Ce qui est sûr en revanche c'est que l'Ecosse, qui a voté à 62% pour le maintien dans l'UE, n'a pas l'intention de couper les ponts avec le reste de l'Europe, et se verrait bien du coup refaire une tentative de sécession par référendum.
«Le Royaume-Uni pour lequel l'Écosse a voté pour rester en 2014 n'existe plus», a martelé Mme Sturgeon dimanche.
Selon un sondage réalisé pour le Sunday Times, 52% des Écossais veulent que leur pays se sépare du reste du Royaume-Uni, et que l'Écosse reste membre de l'Union européenne. Un autre, réalisé vendredi auprès de 1600 personnes par ScotPulse, arrive même à 59% d'indépendantistes.
Il y a deux ans, les électeurs écossais avaient rejeté l'indépendance de l'Écosse par référendum à 55%. Mais la nouvelle donne du Brexit rend l'organisation d'un nouveau scrutin «hautement probable», a dit Mme Sturgeon dès vendredi.
«Ce ne sera pas une réédition du référendum de 2014», a-t-elle avancé dimanche, «le contexte et les circonstances ont complètement changé».
Chris Dougray, conseiller financier interrogé dans les rues d'Edimbourg, est prêt à voter «oui» à l'indépendance «si cela signifie que nous pouvons rester membres de l'UE».
«Je me sens plus Européenne que Britannique», affirmait Zoe Cuthbert, une étudiante en droit de 23 ans.
Mme Sturgeon a promis dimanche qu'elle allait «parler aux gens à Bruxelles dans les jours qui viennent» sur les modalités d'un maintien de l'Écosse dans l'UE.
«On pourrait imaginer que l'Écosse soit traitée par l'UE comme le successeur du Royaume-Uni», a expliqué à l'AFP Andrew Scott, professeur en études européennes de l'Université d'Edimbourg.

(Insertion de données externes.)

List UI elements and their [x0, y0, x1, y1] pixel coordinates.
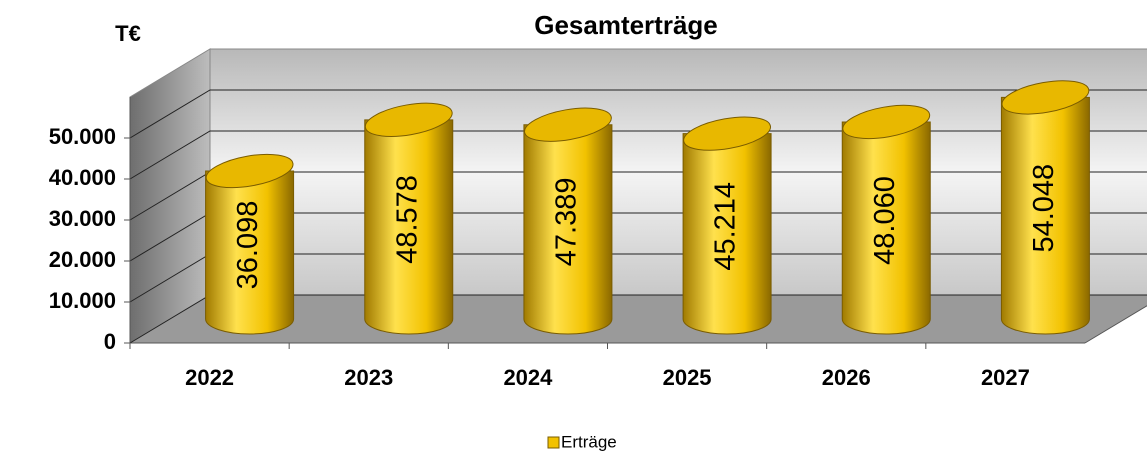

«Si l'indépendance de l'Écosse se fait avant que le Brexit soit finalisé, alors l'Écosse peut dire à l'UE "nous sommes leur successeur, nous ne partons pas, donc nous héritons de la position britannique, avec les dérogations britanniques et le rabais budgétaire britannique"».
Une autre option pour l'Écosse serait de quitter l'UE en même temps que le reste du Royaume-Uni, puis de refaire acte de candidature, et entretemps d'adhérer à l'Espace économique européen. «Cela présente un certain nombre d'avantages aussi», selon l'expert.
En tout cas, avec ses un peu plus de 5 millions d'habitants, et un Produit intérieur brut (PIB) de plus de 200 milliards d'euros, une Écosse indépendante trouverait tout à fait sa place dans une UE qui abrite d'autres pays autrement plus petits, les pays baltes par exemple.
Mais dans les rues de Glasgow, tous ne voyaient pas la perspectives d'un divorce avec le reste de l'île avec enthousiasme.
Evelyn Hutchen, 68 ans, qui a voté pour le Brexit, juge que «la Grande-Bretagne n'est plus à nous à cause de l'UE». Et Frank, retraité de 55 ans, s'inquiète: «Qu'est-ce-que nous avons en Écosse? Nous avons du whisky, mais les Japonais aussi font du whisky (...). Nous avons du pétrole, il est dans les choux», s'emporte-t-il, pas convaincu que son pays puisse subsister tout seul.